Intrepid researchers in the Department of Evolution and Ecology at the University of California, Davis are building fembots — and, no, we are not talking about the seductive killing machines from the Austin Powers movies. Instead, ecology professor Gail Patricelli’s “fembots” are taxidermy bird robots on wheels, designed to discover more about the mating habits of the survival-challenged sage grouse.
“The main goal is to understand how the process of sexual selection — which typically favors elaborate traits like the peacock’s train for impressing possible mates, or weapons like antlers to fight for access to mates — can also favor social skills,” Patricelli told Digital Trends. “We can use the robot to take part in the conversation between males and females during courtship to see whether males who are more responsive to the robot are also more successful with real females. We can also use the robot to elicit courtship behaviors in a consistent way, so that we see how differences in diet quality and levels of human disturbance affect reproductive behaviors.”
The fembots are part of a long-running research project dating back all the way to 2003, although Patricelli has been building bird robots since she was a graduate student at the University of Maryland in the 1990s. The fembots comprise a wheeled robot skeleton, augmented with real bird skin and feathers. “It’s a little bit biology, a little bit engineering, a little bit arts and crafts, and a little bit taxidermy,” Patricelli said.
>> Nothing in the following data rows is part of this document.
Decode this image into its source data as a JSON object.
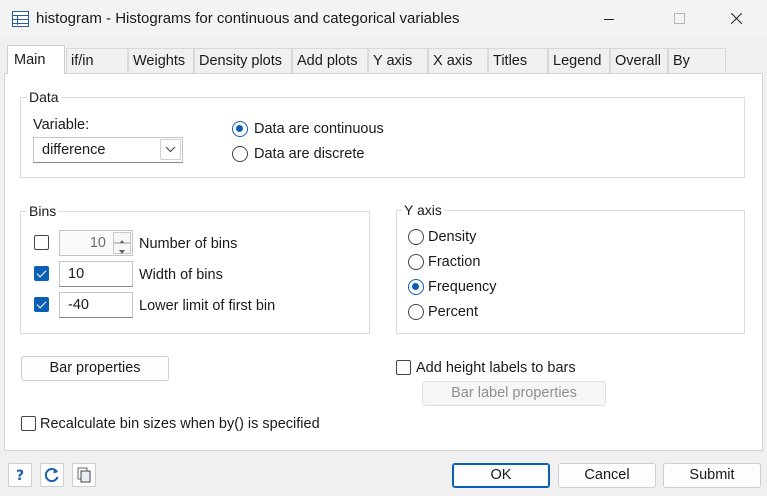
{
  "window": {
    "title": "histogram - Histograms for continuous and categorical variables"
  },
  "tabs": [
    {
      "label": "Main",
      "active": true
    },
    {
      "label": "if/in"
    },
    {
      "label": "Weights"
    },
    {
      "label": "Density plots"
    },
    {
      "label": "Add plots"
    },
    {
      "label": "Y axis"
    },
    {
      "label": "X axis"
    },
    {
      "label": "Titles"
    },
    {
      "label": "Legend"
    },
    {
      "label": "Overall"
    },
    {
      "label": "By"
    }
  ],
  "data_group": {
    "title": "Data",
    "variable_label": "Variable:",
    "variable_value": "difference",
    "options": [
      {
        "label": "Data are continuous",
        "selected": true
      },
      {
        "label": "Data are discrete",
        "selected": false
      }
    ]
  },
  "bins_group": {
    "title": "Bins",
    "rows": [
      {
        "checked": false,
        "value": "10",
        "label": "Number of bins"
      },
      {
        "checked": true,
        "value": "10",
        "label": "Width of bins"
      },
      {
        "checked": true,
        "value": "-40",
        "label": "Lower limit of first bin"
      }
    ]
  },
  "yaxis_group": {
    "title": "Y axis",
    "options": [
      {
        "label": "Density",
        "selected": false
      },
      {
        "label": "Fraction",
        "selected": false
      },
      {
        "label": "Frequency",
        "selected": true
      },
      {
        "label": "Percent",
        "selected": false
      }
    ]
  },
  "bar_properties_label": "Bar properties",
  "height_labels": {
    "label": "Add height labels to bars",
    "checked": false
  },
  "bar_label_properties_label": "Bar label properties",
  "recalculate": {
    "label": "Recalculate bin sizes when by() is specified",
    "checked": false
  },
  "footer": {
    "ok_label": "OK",
    "cancel_label": "Cancel",
    "submit_label": "Submit"
  },
  "colors": {
    "accent": "#0a5fb5"
  }
}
Perhaps unsurprisingly, given the one-off nature of each robot, there are no plans to commercialize this. “It’s a pretty specialized tool, so the market is small, and it takes me weeks to build each one,” she said. However, she noted that this is certainly a valuable tool for people doing work similar to that being carried out by her lab.
“One of my colleagues, Jackie Augustine from the University of Ohio, used the plans we developed to build a robot prairie chicken to study hybridization between prairie chickens and their relatives,” she continued. “Once we’ve published our work, we’ll make the plans available to anyone who wants to make one.”